29 Mart 2004 günü Son Tango operasyonunun firari sanıklarının izi sürülürken yapılan Demirkapı Operosyonunda 4.4 ton baz morfin yakalandı. Çayırağası otobüs şirketinin patronu Abdülkadir Soybay gözaltına alındı. Urfi Çetinkaya ve Talip Doğan, Soybay’la birlikte suçlandı, ancak üçü de beraat etti. Bir gizli tanık, Berber Yaşar’ın araya girip 500 bin dolar karşılığı Soybay’ı tahliye ettirdiğini öne sürünce bir süre sonra Fethullahçıların hedefi haline gelecek olan hâkim Zafer Başkurt hakkında soruşturma açıldı.

Zafer Başkurt, Balyoz davasında ve uzun tutukluluk hallerine muhalefet şerhleriyle dikkat çekiyor Fethullahçıları rahatsız ediyordu. 2009 yılında açılan yeni bir soruşturmada uyuşturucu davalarına bakan avukatlarla yakın ilişkide olmakla suçlandı. Başrolde “Terazi” kod adlı gizli tanık Naci Şerifi Zindaşti vardı, ancak Zindaşti bu iddiaları ısrarla yalanladı.

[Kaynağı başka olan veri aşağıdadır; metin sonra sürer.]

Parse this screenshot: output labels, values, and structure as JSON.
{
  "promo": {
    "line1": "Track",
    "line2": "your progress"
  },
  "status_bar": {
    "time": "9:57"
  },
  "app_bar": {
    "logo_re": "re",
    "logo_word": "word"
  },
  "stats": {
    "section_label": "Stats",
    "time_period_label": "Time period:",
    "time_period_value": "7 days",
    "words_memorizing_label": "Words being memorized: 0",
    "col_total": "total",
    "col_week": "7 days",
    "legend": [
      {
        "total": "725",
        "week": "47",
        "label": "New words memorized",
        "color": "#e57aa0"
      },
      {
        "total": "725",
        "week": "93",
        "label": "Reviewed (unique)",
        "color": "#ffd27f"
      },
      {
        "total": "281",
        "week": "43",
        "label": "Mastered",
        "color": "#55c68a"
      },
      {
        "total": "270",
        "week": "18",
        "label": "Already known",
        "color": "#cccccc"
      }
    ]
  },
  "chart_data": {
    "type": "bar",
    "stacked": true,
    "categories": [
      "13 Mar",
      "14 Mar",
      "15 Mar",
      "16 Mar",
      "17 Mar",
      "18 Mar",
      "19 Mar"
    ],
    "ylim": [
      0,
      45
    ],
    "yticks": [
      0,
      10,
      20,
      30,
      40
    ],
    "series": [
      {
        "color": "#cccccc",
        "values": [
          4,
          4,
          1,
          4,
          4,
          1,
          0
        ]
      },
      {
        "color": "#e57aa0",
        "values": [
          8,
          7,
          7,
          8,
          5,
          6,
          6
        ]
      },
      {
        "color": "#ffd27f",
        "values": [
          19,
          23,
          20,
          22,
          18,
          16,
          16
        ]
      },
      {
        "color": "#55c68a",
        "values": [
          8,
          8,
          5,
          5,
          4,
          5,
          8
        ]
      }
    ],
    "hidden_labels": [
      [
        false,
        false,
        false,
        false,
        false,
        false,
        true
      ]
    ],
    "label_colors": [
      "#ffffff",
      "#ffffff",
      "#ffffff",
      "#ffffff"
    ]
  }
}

2003 yılında Almanya’da öldürülen Ertuğrul Yılmaz Urfi Çetinkaya’ya yakın isimlerden Murat Hakan Doğan’ın ortağıydı. Banker Yalçın Doğan cinayetine de karışan Yılmaz, Ergenekon soruşturmasında adı geçen Muzaffer Tekin’le de ortaktı. Yılmaz 1999-2003 yılları arasında 38 trilyonu Türkiye’ye getirmiş, tefecilik yoluyla piyasaya sokmuştu.

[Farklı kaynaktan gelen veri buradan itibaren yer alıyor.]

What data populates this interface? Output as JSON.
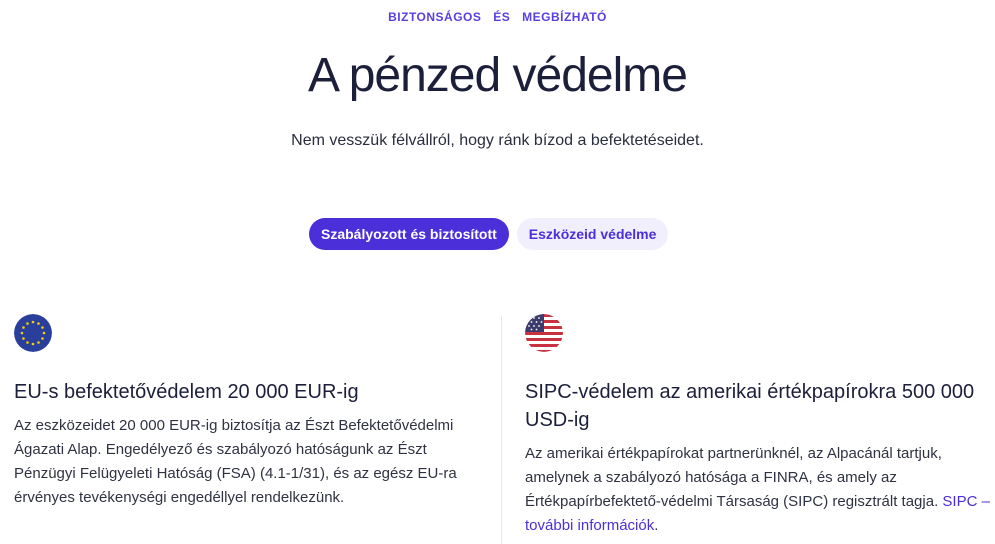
{
  "header": {
    "eyebrow_part1": "BIZTONSÁGOS",
    "eyebrow_part2": "ÉS",
    "eyebrow_part3": "MEGBÍZHATÓ",
    "title": "A pénzed védelme",
    "subtitle": "Nem vesszük félvállról, hogy ránk bízod a befektetéseidet."
  },
  "tabs": [
    {
      "label": "Szabályozott és biztosított",
      "active": true
    },
    {
      "label": "Eszközeid védelme",
      "active": false
    }
  ],
  "cards": [
    {
      "icon": "eu-flag-icon",
      "heading": "EU-s befektetővédelem 20 000 EUR-ig",
      "body": "Az eszközeidet 20 000 EUR-ig biztosítja az Észt Befektetővédelmi Ágazati Alap. Engedélyező és szabályozó hatóságunk az Észt Pénzügyi Felügyeleti Hatóság (FSA) (4.1-1/31), és az egész EU-ra érvényes tevékenységi engedéllyel rendelkezünk."
    },
    {
      "icon": "us-flag-icon",
      "heading": "SIPC-védelem az amerikai értékpapírokra 500 000 USD-ig",
      "body": "Az amerikai értékpapírokat partnerünknél, az Alpacánál tartjuk, amelynek a szabályozó hatósága a FINRA, és amely az Értékpapírbefektető-védelmi Társaság (SIPC) regisztrált tagja. ",
      "link": "SIPC – további információk",
      "link_suffix": "."
    }
  ],
  "colors": {
    "accent": "#4b2fd8",
    "accent_light": "#f2effd",
    "text": "#1c1f3a"
  }
}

Zindaşti davasının ayrıntıları

Urfi Çetinkaya’nın gölgesi 2014 yılında Yunanistan’da Noor One gemisinde 2.1 ton eroin yakalanmasına ve bu olayı izleyen cinayetleri konu edinen Zindaşti Davası’na da düştü. Noor One’dan önce Mısır’da 2014 yılı Mart ayında polisin takip ettiği bir geminin mürettebatı tarafından 2.1 ton eroinle batırıldığı öne sürülüyordu. Malın taşıyıcısı Zindaşti’ydi ve bu yüzden Urfi Çetinkaya’ya ceza olarak 15 milyon Euro tazminat ödemişti. Battığı söylenen bu gemiden sonra Yunanistan’da aynı miktarda eroinin yakalanması Urfi Çetinkaya’nın malının çalındığını düşünmesine yol açmış, kayıp malı yükleyen Afgan’lar, Yunanistan’da yakalanan malın paketlerinin farklı olduğunu söyleyince konu kapanmıştı. Noor One’de Urfi Çetinkaya’nın altında çalışan Orhan Ünğan, İlhan Ünğan, Naci Şerif Zindaşti, Çetin Koç ve Metin Yer’in hissesi olduğu ileri sürülüyordu.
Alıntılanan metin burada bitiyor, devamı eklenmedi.